Moreover, through the design of the notch 210, when the supporting body 24 is formed, the supporting body 24 is formed in the notch 210 to strengthen the combination between the supporting body 24 and the first substrate 21, thereby being beneficial to clamping and fixing the supporting body 24 and avoiding the supporting body 24 from being separated from the first substrate 21.

The present invention also provides an electronic package 2 comprising: a first substrate 21, a second substrate 22 and at least one support 24.

The first substrate 21 has an antenna structure 211 and a stop portion 23 disposed at an edge of the first substrate 21.

The second substrate 22 has a circuit layer 220, and the first substrate 21 is stacked on the second substrate 22 via a plurality of conductive elements 28.

The supporting body 24 is formed between the first substrate 21 and the second substrate 22 and extends to contact the stopping portion 23, so that the supporting body 24 is fixedly connected to the first substrate 21 and the second substrate 22, and the supporting body 24 is not electrically connected to the first substrate 21 and the second substrate 22.

In one embodiment, the first substrate 21 defines a first surface 21a, a second surface 21b and a side surface 21c adjacent to the first and second surfaces 21a,21b, and the side surface 21c of the first substrate 21 has at least one notch 210 communicating the first surface 21a and the second surface 21b, and the wall surface of the notch 210 is stepped to be a stop portion 23, and the support body 24 is clamped in the notch 210.

In one embodiment, the surface of the first surface 21a of the first substrate 21 is an insulating protection layer 213, and a side edge of the insulating protection layer 213 is stepped to serve as the stopper 33.

In one embodiment, a protruding bump is formed on the first surface 21a of the first substrate 21 to serve as the stopping portion 43.

In one embodiment, the supporting body 24 protrudes from the side surface 21c of the first substrate 21.
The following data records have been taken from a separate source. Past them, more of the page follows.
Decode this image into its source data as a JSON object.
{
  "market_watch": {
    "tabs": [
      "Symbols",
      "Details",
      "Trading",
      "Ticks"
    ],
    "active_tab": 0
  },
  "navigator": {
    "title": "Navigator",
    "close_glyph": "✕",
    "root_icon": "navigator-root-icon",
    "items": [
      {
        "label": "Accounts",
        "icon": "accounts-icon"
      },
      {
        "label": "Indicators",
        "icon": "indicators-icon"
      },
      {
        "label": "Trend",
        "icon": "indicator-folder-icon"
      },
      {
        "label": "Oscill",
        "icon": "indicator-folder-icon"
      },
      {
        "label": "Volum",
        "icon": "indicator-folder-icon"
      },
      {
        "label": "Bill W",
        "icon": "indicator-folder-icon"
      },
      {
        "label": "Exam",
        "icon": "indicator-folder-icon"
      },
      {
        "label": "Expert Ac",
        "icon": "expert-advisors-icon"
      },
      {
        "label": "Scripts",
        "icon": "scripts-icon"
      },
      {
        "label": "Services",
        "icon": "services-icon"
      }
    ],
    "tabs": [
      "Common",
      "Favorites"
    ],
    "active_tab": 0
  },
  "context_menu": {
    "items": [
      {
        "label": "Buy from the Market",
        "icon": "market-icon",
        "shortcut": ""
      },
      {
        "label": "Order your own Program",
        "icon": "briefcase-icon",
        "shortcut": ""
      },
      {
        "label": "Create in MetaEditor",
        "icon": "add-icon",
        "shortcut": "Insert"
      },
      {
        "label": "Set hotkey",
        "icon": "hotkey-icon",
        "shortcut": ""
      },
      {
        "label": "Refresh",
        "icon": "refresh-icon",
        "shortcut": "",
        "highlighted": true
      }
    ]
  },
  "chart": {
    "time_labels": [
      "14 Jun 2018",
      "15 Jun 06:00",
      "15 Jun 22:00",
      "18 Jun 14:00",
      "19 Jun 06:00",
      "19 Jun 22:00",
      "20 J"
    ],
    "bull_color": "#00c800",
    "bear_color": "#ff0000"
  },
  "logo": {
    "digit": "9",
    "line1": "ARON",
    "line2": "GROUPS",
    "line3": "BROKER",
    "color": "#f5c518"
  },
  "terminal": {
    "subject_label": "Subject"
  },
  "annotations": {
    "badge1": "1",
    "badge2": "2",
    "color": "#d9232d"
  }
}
In one embodiment, the supporting body 24 is a thermosetting adhesive material.

In one embodiment, the electronic package 2 further includes an electronic component 20 disposed on the second substrate 22. Further, the second substrate 22 has a first side 22a and a second side 22b opposite to each other, the first substrate 21 is stacked on the first side 22a of the second substrate 22, and the electronic component 20 is disposed on the second side 22b of the second substrate 22.

In one embodiment, the second substrate 22 further has an antenna portion 221 for inducing the antenna structure 211.

In summary, the electronic package and the manufacturing method thereof of the present invention, through the design of the supporting body, the distance between the first substrate and the second substrate can be kept unchanged after the high temperature process, so the electronic package of the present invention can ensure the normal function of the antenna structure, and thus can ensure that the product yield meets the expectation.

The foregoing embodiments are merely illustrative of the principles and utilities of the present invention and are not intended to limit the invention. Any person skilled in the art can modify the above-described embodiments without departing from the spirit and scope of the present invention. Therefore, the scope of the invention should be determined from the following claims.